映画『ザ・バンド かつて僕らは兄弟だった』

  昨日、甲府のシアターセントラルBe館で、映画『ザ・バンド かつて僕らは兄弟だった』を見てきた。

 ロビー・ロバートソンの自伝を原作に、ザ・バンド(THE BAND)の誕生から1976年の解散ライブ『The Last Waltz』までの足跡を追ったドキュメンタリー映画。原題は『ONCE WERE BROTHERS:ROBBIE ROBERTSON AND THE BAND』。「ROBBIE ROBERTSON AND THE BAND」とあるように、ロビー・ロバートソンとその妻の視点からのTHE BANDの物語だった。

 僕がロックを聴き始めた1970年代の前半、THE BANDはすでに伝説のような存在だった。アメリカのルーツ・ミュージック、ロックンロール・カントリー・フォーク・R&Bなどを織りまぜたロックの創始者だった。ボブ・ディランのバックバンドとしての知名度も高かった。そのような音楽を生み出した彼らの生活スタイル、ウッドストックという地、ザ・バンドとボブ・ディランが借りていた家「ビッグ・ピンク」は、音楽雑誌などでよく記事にされていた。当時の僕たちは、彼らの音楽の総体を「知識」として受けとっていたように思う。

  今の若者が、彼らのデビュー曲的な位置づけである1968年の「ザ・ウェイト」(The Weight)を聴くとどう感じるだろうか。アメリカのルーツ・ロックとして普通に聞こえてくるかもしれないが、60年代の後半から70年代の前半の時代においては、斬新な音楽だった。「The Band on MV」のサイトから「The Weight (Remastered)」を紹介したい。冒頭部の歌詞も引用する。



 The Weight      作詞:Robbie Robertson

     I pulled into Nazareth, I was feelin' about half past dead
     Just need to find a place where I can lay my head
     'Hey, mister, can you tell me where a man might find a bed?'
      He just grinned and shook my hand and, 'No', was all he said

      Take a load off Fanny
      Take a load for free
      Take a load off Fanny
      And (and)(and)you put the load right on me
      ………

 俺はナザレにたどりついた
 半ば死んだように感じていた
 横になれるところが欲しかった
 「旦那、休めるところを教えてくれないか」
 彼はにやりと笑って握手して
 「ない」とだけ言った

 重荷を下ろせよ、ファニー
 自由に身軽になれよ
 重荷を下ろせよ、ファニー
 そうして重荷を俺に載せなよ

 この歌詞は難しい。自分なりに訳してみた。映画では、この「Nazareth」の意外な由来についても述べられている。『ザ・バンド かつて僕らは兄弟だった』を見終わった後「The Weight 」の歌詞を振り返ると、いろいろな思いが浮かんでくる。
 映像は当時分からなかったことを丹念に描いている。ロビー・ロバートソンの生い立ちと音楽に目覚める過程、ロニー・ホーキンス のバックバンドとして活動していた時代、ザ・ホークスの時代、ボブ・ディランとの出会いや酷評されたツアー。そしてザ・バンドの誕生と活躍の時代。メンバーの友情と確執。そして、そのすべては1976年の解散ライブ『The Last Waltz』に収束していく。

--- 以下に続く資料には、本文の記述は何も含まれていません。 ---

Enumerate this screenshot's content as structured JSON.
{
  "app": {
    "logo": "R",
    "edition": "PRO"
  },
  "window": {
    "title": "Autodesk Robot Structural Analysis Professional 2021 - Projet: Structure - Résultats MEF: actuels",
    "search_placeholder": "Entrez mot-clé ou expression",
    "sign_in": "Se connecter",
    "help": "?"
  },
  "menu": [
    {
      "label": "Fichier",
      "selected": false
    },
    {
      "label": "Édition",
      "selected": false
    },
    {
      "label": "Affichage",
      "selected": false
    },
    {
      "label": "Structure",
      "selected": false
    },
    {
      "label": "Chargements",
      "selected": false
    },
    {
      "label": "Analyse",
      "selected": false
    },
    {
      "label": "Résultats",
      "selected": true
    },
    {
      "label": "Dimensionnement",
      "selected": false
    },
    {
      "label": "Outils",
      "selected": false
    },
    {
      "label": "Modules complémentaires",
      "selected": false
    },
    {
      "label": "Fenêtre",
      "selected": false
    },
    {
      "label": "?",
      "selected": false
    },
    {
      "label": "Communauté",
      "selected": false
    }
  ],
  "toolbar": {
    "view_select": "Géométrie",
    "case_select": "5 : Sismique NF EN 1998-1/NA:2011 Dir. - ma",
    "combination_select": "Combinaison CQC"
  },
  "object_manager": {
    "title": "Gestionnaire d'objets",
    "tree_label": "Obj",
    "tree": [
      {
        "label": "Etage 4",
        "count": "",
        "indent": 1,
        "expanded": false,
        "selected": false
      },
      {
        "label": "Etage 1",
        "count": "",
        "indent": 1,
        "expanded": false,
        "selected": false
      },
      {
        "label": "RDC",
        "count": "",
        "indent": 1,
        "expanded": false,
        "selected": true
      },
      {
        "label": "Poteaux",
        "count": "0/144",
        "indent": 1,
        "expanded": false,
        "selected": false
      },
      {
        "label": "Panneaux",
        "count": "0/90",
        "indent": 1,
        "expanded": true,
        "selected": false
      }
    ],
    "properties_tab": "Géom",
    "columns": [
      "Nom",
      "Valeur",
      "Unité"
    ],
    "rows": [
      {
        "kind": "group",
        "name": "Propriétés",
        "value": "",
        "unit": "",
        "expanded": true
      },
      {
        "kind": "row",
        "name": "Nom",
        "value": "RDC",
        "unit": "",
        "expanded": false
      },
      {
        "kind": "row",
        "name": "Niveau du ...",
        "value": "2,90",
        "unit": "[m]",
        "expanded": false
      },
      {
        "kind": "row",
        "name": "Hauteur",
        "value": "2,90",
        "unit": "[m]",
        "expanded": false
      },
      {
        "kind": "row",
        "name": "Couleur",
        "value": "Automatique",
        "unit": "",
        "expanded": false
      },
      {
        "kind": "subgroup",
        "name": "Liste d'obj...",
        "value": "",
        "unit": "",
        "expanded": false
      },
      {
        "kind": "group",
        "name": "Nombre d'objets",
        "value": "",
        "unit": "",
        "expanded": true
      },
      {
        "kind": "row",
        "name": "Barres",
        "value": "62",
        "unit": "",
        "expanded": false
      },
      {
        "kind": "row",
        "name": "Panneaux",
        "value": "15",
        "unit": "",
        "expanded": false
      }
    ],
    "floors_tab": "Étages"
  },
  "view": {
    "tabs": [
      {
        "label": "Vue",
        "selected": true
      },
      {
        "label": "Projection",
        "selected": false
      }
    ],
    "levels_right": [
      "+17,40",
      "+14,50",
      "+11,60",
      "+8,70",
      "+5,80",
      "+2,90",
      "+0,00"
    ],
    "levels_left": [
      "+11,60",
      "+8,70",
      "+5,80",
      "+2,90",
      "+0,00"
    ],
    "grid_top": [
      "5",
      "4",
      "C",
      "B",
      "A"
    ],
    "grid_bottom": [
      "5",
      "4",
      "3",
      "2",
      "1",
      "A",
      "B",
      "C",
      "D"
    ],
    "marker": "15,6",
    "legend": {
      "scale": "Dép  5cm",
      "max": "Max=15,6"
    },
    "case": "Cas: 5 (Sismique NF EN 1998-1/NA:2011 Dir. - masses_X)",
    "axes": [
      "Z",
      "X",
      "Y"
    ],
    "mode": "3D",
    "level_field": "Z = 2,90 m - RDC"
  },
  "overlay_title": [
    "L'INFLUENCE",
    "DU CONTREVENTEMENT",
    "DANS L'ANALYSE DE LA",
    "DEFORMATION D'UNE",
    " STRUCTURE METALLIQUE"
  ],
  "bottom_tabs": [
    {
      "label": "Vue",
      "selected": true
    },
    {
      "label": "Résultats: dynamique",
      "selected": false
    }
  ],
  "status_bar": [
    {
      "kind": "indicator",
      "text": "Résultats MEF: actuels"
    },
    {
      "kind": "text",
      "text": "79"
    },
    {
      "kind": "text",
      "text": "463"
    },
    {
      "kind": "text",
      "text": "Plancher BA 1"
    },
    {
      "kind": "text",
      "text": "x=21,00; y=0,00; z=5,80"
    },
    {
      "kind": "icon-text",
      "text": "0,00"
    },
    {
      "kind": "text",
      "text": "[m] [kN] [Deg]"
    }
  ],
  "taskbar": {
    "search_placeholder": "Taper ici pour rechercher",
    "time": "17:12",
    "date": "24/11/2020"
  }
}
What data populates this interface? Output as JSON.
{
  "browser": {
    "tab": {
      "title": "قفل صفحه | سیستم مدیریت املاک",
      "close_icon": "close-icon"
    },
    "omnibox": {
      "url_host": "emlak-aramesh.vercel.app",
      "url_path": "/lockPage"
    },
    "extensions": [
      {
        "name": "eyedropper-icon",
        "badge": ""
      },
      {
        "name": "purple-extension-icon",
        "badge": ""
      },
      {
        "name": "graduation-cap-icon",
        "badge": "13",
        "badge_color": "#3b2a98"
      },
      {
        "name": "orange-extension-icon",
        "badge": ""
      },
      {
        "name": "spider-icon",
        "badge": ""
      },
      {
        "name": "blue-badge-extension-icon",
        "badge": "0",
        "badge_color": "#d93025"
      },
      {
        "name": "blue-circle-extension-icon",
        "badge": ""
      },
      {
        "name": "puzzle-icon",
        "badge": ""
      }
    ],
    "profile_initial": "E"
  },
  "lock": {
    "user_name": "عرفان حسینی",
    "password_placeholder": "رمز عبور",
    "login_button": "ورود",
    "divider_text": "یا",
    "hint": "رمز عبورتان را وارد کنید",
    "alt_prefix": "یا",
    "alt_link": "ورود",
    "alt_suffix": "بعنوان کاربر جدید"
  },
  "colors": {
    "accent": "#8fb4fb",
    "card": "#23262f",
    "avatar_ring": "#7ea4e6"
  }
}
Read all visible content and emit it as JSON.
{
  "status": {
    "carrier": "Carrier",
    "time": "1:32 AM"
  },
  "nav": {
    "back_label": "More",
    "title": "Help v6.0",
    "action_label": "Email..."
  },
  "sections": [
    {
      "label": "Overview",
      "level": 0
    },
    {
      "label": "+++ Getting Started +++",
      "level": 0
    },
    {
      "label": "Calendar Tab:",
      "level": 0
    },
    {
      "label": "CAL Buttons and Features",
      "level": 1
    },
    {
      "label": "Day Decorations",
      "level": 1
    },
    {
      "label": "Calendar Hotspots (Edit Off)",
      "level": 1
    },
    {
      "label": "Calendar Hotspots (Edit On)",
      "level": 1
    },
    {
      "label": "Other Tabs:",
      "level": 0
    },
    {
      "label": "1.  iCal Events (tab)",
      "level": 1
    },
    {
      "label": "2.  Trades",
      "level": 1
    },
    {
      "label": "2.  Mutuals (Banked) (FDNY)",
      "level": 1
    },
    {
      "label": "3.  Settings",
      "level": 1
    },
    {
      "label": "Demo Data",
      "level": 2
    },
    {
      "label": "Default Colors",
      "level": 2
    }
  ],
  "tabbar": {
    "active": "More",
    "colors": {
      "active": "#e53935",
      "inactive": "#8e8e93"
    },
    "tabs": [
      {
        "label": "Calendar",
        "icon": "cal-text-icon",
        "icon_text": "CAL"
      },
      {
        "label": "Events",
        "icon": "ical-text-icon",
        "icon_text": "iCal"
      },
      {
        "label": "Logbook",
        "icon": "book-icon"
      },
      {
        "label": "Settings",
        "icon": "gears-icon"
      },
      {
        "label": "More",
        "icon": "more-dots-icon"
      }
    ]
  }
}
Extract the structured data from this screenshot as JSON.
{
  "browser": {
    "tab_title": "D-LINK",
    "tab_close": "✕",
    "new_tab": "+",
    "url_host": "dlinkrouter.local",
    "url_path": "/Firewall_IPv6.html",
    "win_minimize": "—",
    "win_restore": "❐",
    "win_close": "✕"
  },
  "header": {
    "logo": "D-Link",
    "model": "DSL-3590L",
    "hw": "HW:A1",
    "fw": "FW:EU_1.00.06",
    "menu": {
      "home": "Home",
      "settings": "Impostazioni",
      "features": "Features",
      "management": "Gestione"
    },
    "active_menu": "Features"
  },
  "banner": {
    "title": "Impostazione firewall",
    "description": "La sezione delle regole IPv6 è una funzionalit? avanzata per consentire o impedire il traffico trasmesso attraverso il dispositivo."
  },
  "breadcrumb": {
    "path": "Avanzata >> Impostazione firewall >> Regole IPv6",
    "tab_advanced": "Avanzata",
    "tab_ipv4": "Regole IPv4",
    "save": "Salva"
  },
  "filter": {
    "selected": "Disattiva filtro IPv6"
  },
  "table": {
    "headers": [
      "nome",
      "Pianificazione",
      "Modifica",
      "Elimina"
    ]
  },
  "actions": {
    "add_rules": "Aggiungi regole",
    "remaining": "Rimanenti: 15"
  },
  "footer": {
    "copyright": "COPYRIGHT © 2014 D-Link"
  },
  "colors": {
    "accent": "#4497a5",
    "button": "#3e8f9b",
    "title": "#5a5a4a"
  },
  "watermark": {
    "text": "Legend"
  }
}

 僕のザ・バンドとの出会いは、彼らの単独作品というよりも、ボブ・ディランが1974年にリリースした『プラネット・ウェイヴズ』(Planet Waves)を通してだった。ボブ・ディランがザ・バンドと創り上げたこのアルバムは、いまだに僕が最も好きなディランの作品であり、ザ・バンドの音楽、演奏である。映画では、ディランがアサイラム・レーベルに移籍した裏話も語られていた。

 映画を見ていくうちに、僕自身が四十数年前の70年代前半から半ばまでの「ロックの時代」にワープしていった。タイトルバックが流れると、しばらくの間、その残像が静かにまだ回っていて、今ここに、自分が戻りきれていない心持ちになった。

 リチャード・マニュエル、リック・ダンコ、リヴォン・ヘルムはすでに亡くなった。ロビー・ロバートソンとガース・ハドソンは健在である。この映画用にガース・ハドソンのインタビューも撮影されたそうだが、結局、使用されなかった。彼は沈黙を守ったのだろう。

 生き残った者の視点で、ロビー・ロバートソンはザ・バンドの歴史物語を綴る。他のメンバー四人からの視点はほとんどない。メンバー間の確執の真実は分からない。ロビー・ロバートソンは正しい人なのだろう。しかし、義しいのだろうか。その問いかけがずっと心に残っている。

 ロビー・ロバートソンその人というよりも、この映画の語り方そのものにある種の残酷さや非情さを感じた。バンドメンバーの生と死を分かつ「時」の残酷さ。あるはずの語られる物語が語られることはない。そのことを胸に刻んだ。

 それでもこの映画は「ロックの時代」の記録の一つとして見る価値がある。25日(木)までシアターセントラルBe館で上映される。